Wednesday, August 1, 2012

fear


When I finished chemo, I asserted to my dad that I would never get fat…because if I became fat, how would I know if I had a tumor again?

Five years later, I still have days where I press on and around my stomach, to see if I feel anything that is remotely tumor-like. Today is one of those days.

It’s not often that I feel this flood of fear about cancer. Actually, I’d say it’s pretty rare. However, I’m 7.5 months into being 25, and nothing bad has happened this year. Really, it’s the first time in years that I’ve made it so many months without something “bad” happening, and I can’t help but think: Uh oh, something bad must be just around the corner right?

So here I am…two days away from a doctor’s appointment, and petrified that this appointment will bring the news: your cancer is back. You were right.

There’s nothing that strongly supports my fear about cancer. Little things. I’ve been a little more tired than usual—but that’s probably just because it’s summer break, right? I threw up a little the other night—but that was probably because I ate something that didn’t sit right with me, yes?

Some other things that I would share but that might be TMI...they must all be stress-related. Surely the anxiety of FEARING CANCER has stressed my body into these things. Sometimes my stomach feels like it’s extra full, a little bloated. Please let that be the result of my weight and poor summer eating choices. Please.

The real support here of course is the fact that I’m 25, and nothing bad has happened this year.

It’s funny, I reread what I wrote, and I sound like Debbie Downer. I don’t just sound like Debbie Downer, I AM Debbie Downer. I’m sitting in my house, scared of cancer. I am the epitome of Debbie Downer.

Most days of my life, however, I feel REALLY happy. Yup. Even now, I feel so LUCKY with all the blessings in my life. I have an amazing family, wonderful friends, a great job, a super-cool dog…

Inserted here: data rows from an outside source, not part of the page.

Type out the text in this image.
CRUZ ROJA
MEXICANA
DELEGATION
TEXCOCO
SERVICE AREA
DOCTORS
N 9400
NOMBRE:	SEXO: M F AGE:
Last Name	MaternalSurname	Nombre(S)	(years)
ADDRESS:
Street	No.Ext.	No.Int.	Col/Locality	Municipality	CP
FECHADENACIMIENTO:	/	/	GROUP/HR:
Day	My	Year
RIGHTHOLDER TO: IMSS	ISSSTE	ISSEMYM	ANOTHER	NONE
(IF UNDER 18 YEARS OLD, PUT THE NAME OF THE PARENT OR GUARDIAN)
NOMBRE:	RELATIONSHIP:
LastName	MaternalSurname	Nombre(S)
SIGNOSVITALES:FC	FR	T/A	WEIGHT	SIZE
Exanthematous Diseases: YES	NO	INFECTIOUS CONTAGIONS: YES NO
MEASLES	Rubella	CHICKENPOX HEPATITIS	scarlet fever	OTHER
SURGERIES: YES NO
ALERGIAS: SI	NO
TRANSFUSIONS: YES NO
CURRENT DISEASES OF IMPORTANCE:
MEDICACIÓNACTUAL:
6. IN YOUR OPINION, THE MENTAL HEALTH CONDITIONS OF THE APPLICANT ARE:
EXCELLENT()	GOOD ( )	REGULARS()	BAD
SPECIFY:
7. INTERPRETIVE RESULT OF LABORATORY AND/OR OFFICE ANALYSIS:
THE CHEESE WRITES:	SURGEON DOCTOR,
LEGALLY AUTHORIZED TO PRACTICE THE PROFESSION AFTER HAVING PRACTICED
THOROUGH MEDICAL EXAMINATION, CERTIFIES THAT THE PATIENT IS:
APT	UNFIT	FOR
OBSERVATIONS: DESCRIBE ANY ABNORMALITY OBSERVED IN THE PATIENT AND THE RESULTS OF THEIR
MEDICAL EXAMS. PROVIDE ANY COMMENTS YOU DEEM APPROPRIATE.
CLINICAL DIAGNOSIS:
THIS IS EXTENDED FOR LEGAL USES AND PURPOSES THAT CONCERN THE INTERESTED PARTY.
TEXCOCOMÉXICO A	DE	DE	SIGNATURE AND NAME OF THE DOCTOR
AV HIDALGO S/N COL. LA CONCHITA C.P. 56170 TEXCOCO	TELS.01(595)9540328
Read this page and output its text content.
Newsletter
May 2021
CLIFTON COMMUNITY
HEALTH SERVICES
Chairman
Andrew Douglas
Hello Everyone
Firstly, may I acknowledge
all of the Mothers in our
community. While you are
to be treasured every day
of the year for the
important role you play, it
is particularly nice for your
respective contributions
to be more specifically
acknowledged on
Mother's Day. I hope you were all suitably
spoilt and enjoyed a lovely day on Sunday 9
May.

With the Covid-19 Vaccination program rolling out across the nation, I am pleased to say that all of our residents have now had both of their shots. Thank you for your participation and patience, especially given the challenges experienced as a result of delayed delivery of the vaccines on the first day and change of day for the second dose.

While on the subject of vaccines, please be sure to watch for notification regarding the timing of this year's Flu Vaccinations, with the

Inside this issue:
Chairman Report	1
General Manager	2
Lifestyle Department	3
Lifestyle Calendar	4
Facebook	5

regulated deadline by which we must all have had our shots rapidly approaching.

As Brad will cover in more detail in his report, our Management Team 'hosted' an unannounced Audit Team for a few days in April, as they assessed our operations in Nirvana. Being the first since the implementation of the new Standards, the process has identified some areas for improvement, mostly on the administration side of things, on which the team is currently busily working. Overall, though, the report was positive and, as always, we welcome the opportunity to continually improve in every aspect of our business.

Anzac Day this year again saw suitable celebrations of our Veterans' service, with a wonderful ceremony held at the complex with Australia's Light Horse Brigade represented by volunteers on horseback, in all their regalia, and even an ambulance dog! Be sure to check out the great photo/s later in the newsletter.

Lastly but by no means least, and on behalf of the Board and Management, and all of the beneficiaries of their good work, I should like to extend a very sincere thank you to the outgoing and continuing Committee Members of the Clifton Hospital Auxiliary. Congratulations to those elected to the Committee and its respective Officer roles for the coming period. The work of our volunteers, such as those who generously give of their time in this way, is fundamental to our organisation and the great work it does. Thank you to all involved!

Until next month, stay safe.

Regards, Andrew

…and that’s probably why this fear weighs all the more heavily on me. I know I can’t live life worried about “what if I get cancer?” (or for that matter, what if I get Alzheimer’s?), but indulge me for a moment. What if I get cancer?? And by “get cancer”…I mean, what if my cancer comes back? If my life sucked, maybe that would be okay. If my life were terrible and dreadful and I weren’t happy, maybe cancer would be fitting.

But life is GOOD now. Life is GREAT now. After ten years of craziness, life has settled. It’s settled in ways I wish it hadn’t (I wish I didn’t live 2000 miles from my family…I wish my mom didn’t die in October…I wish she had never gotten sick),  and in ways I am so happy it did (I have a phenomenal job…despite living so far from my family, I’ve been able to see them and talk with them often…I miss my mom IMMENSELY, but I no longer worry about what will happen to her or if she is in pain or what will happen after she passes away and if we’ll be able to survive it).

Cancer, you are not fitting right now. 

I hope and pray you are not fitting right now.

The next couple days will inevitably be filled with anxiety. They are however days that not many 25 year olds have. I actually have to sit back and force myself to think: Am I happy with my life? If I DO find out I have cancer, what will I do, and will I regret my choices as of late? The whole “live today as if it is your last” mentality comes to mind. Have I been doing that? If my world comes falling around me in a few days, if I find out chemo is the path I need to take…maybe radiation…or God forbid (please, God, forbid this) I find out I have cancer that has spread and is no longer treatable…what is my plan, and have I been living my life as I should have been the past years?

…and the fact is, even if I am healthy, I still need to think:
Am I happy?
Have I been living my life as I should have been the past years (and not just the past years, the past months, the past days)?



I wrote this a week ago and decided I would post this regardless of what my test results were. Fortunately, the blood tests came back fine.
 ♥a

P.S. Dad, I know you will read this. Don't freak out...or cry. I swear I'm fine.